Automatically Matching Bug Reports With Related App Reviews
This addresses the problem for software developers in efficiently linking user-reported issues to existing bug reports, though it is incremental as it applies existing deep learning methods to a specific domain task.
The paper tackled the challenge of matching user feedback in app reviews with bug reports in issue trackers by introducing DeepMatcher, an automatic deep learning approach, which achieved an average hit ratio of 0.71 and Mean Average Precision of 0.55 in evaluations on four open-source apps.
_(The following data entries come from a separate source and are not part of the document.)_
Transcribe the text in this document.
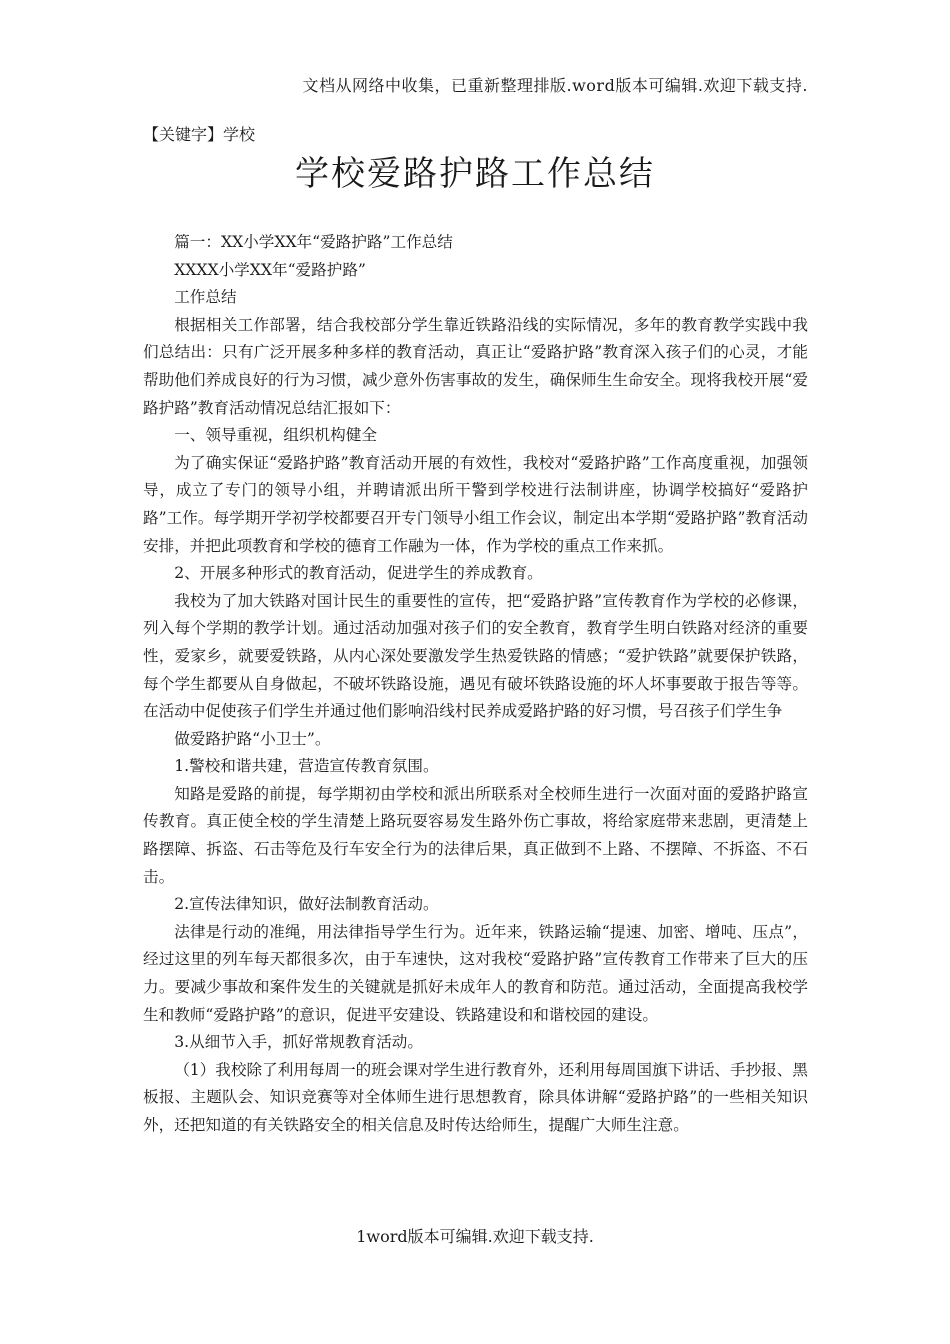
文档从网络中收集，已重新整理排版.word版本可编辑.欢迎下载支持.
【关键字】学校
学校爱路护路工作总结

篇一：XX小学XX年“爱路护路”工作总结

XXXX小学XX年“爱路护路”

工作总结

根据相关工作部署，结合我校部分学生靠近铁路沿线的实际情况，多年的教育教学实践中我们总结出：只有广泛开展多种多样的教育活动，真正让“爱路护路”教育深入孩子们的心灵，才能帮助他们养成良好的行为习惯，减少意外伤害事故的发生，确保师生生命安全。现将我校开展“爱路护路”教育活动情况总结汇报如下：

一、领导重视，组织机构健全

为了确实保证“爱路护路”教育活动开展的有效性，我校对“爱路护路”工作高度重视，加强领导，成立了专门的领导小组，并聘请派出所干警到学校进行法制讲座，协调学校搞好“爱路护路”工作。每学期开学初学校都要召开专门领导小组工作会议，制定出本学期“爱路护路”教育活动安排，并把此项教育和学校的德育工作融为一体，作为学校的重点工作来抓。

2、开展多种形式的教育活动，促进学生的养成教育。

我校为了加大铁路对国计民生的重要性的宣传，把“爱路护路”宣传教育作为学校的必修课，列入每个学期的教学计划。通过活动加强对孩子们的安全教育，教育学生明白铁路对经济的重要性，爱家乡，就要爱铁路，从内心深处要激发学生热爱铁路的情感；“爱护铁路”就要保护铁路，每个学生都要从自身做起，不破坏铁路设施，遇见有破坏铁路设施的坏人坏事要敢于报告等等。在活动中促使孩子们学生并通过他们影响沿线村民养成爱路护路的好习惯，号召孩子们学生争

做爱路护路“小卫士”。

1.警校和谐共建，营造宣传教育氛围。

知路是爱路的前提，每学期初由学校和派出所联系对全校师生进行一次面对面的爱路护路宣传教育。真正使全校的学生清楚上路玩耍容易发生路外伤亡事故，将给家庭带来悲剧，更清楚上路摆障、拆盗、石击等危及行车安全行为的法律后果，真正做到不上路、不摆障、不拆盗、不石击。

2.宣传法律知识，做好法制教育活动。

法律是行动的准绳，用法律指导学生行为。近年来，铁路运输“提速、加密、增吨、压点”，经过这里的列车每天都很多次，由于车速快，这对我校“爱路护路”宣传教育工作带来了巨大的压力。要减少事故和案件发生的关键就是抓好未成年人的教育和防范。通过活动，全面提高我校学生和教师“爱路护路”的意识，促进平安建设、铁路建设和和谐校园的建设。

3.从细节入手，抓好常规教育活动。

（1）我校除了利用每周一的班会课对学生进行教育外，还利用每周国旗下讲话、手抄报、黑板报、主题队会、知识竞赛等对全体师生进行思想教育，除具体讲解“爱路护路”的一些相关知识外，还把知道的有关铁路安全的相关信息及时传达给师生，提醒广大师生注意。

1word版本可编辑.欢迎下载支持.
App stores allow users to give valuable feedback on apps, and developers to find this feedback and use it for the software evolution. However, finding user feedback that matches existing bug reports in issue trackers is challenging as users and developers often use a different language. In this work, we introduce DeepMatcher, an automatic approach using state-of-the-art deep learning methods to match problem reports in app reviews to bug reports in issue trackers. We evaluated DeepMatcher with four open-source apps quantitatively and qualitatively. On average, DeepMatcher achieved a hit ratio of 0.71 and a Mean Average Precision of 0.55. For 91 problem reports, DeepMatcher did not find any matching bug report. When manually analyzing these 91 problem reports and the issue trackers of the studied apps, we found that in 47 cases, users actually described a problem before developers discovered and documented it in the issue tracker. We discuss our findings and different use cases for DeepMatcher.